Çünkü baharlar, belki de bana öyle geliyor, insan ruhunun yenilenmesi, arınmasıdır. Yeni düşleriniz, yeni hayalleriniz, geleceğe dönük yeni heyecanlarınız baharlarda daha bir yeşerir belleğinizde.
Doğanın bütün güzelliklerini bahşettiği bir coğrafyada yaşıyoruz. Ülkenin hemen her köşesini kimi iş nedeniyle, kimi de gezmeyi çok sevdiğimden dolaştım ve gördüm. Batısından doğusuna, kuzeyinden güneyine hemen hemen gitmediğim yer kalmadı. Gezdiğim yerlerin hepsinde, her kentte, kasabasında öyle güzellikler gördüm ki, bunu ülkem için hep bir şans saydım. Ağaçları ormanlarıyla, akarsuları gölleriyle, dağları vadileri ile olağanüstü bir ülke.
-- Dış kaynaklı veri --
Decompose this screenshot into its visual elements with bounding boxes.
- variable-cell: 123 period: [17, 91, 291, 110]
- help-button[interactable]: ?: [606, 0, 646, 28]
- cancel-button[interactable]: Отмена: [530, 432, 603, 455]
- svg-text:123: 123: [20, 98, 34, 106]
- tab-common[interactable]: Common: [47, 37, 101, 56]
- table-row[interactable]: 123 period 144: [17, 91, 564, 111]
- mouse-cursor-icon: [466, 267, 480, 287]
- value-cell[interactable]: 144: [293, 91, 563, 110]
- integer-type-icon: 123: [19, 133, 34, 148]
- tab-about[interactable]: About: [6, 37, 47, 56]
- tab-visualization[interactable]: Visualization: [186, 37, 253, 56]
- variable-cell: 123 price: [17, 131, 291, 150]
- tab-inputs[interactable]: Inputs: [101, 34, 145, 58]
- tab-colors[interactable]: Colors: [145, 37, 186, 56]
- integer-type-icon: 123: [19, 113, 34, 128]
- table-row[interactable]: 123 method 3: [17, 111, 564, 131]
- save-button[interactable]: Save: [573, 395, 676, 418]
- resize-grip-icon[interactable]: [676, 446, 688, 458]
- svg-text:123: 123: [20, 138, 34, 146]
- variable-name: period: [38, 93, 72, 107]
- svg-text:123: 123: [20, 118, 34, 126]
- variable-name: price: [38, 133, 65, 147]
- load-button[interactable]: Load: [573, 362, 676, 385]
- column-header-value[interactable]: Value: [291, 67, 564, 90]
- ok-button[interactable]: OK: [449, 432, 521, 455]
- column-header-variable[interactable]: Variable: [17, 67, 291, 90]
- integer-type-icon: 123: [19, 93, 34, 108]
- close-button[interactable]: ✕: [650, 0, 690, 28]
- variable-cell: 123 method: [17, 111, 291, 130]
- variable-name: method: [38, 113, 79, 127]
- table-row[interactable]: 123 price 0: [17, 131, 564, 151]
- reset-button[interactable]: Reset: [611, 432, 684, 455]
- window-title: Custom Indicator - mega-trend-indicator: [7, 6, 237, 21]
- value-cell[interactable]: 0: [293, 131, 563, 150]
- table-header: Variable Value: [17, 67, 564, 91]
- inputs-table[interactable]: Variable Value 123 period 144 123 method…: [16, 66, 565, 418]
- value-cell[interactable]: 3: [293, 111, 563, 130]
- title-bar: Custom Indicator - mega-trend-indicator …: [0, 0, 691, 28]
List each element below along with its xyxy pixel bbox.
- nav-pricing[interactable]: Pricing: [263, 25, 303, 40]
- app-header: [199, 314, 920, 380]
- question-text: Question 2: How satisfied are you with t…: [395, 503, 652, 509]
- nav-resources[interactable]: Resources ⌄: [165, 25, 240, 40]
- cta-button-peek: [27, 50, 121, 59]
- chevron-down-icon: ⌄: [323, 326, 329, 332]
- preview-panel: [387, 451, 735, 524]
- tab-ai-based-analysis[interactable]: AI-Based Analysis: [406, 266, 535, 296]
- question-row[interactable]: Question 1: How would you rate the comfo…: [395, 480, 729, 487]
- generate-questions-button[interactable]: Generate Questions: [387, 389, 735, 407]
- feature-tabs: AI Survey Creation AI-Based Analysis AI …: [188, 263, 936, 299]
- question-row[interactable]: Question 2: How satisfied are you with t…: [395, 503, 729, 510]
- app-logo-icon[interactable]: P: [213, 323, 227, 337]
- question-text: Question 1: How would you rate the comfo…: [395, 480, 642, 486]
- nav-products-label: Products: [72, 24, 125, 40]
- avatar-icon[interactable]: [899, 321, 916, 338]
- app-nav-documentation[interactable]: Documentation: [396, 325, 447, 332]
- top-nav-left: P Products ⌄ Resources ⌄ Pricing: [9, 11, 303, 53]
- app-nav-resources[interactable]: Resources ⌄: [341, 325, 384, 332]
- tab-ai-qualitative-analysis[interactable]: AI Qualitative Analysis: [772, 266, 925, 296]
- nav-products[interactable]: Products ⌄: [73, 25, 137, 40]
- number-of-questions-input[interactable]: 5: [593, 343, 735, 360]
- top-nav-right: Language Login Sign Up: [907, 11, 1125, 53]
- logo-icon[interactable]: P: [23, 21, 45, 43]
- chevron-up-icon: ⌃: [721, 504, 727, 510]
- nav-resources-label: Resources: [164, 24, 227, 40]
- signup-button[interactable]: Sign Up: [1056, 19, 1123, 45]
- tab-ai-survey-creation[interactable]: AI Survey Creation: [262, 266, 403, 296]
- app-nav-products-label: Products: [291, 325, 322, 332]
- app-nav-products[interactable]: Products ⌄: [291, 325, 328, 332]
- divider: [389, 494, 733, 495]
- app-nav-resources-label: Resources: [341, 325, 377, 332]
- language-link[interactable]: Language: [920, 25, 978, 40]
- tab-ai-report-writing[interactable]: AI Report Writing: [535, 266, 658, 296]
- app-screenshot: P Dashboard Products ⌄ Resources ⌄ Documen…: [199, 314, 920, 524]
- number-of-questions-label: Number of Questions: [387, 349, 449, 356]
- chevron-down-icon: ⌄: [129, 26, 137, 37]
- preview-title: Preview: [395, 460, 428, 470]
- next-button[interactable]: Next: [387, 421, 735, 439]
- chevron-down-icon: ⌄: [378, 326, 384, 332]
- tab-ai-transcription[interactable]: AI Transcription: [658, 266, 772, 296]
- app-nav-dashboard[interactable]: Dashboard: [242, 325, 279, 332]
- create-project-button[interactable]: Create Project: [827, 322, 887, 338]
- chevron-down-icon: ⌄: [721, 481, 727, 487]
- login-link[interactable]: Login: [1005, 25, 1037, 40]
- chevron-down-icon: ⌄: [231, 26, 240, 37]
Peki, bu güzelliklerin değerini biliyor muyuz? Şimdiye dek yapılan tahribatı gözlediğinizde bu soruya olumlu yanıt vermeniz mümkün değil.
Kültür mirasımız olan tarihi yapılarda restorasyonlar içler acısı. HES’ler dolayısıyla yok edilen nehirler, barajlar dolayısıyla sulara gömülen Hasankeyf gibi 1200 yıllık zenginlikleri saymıyorum bile.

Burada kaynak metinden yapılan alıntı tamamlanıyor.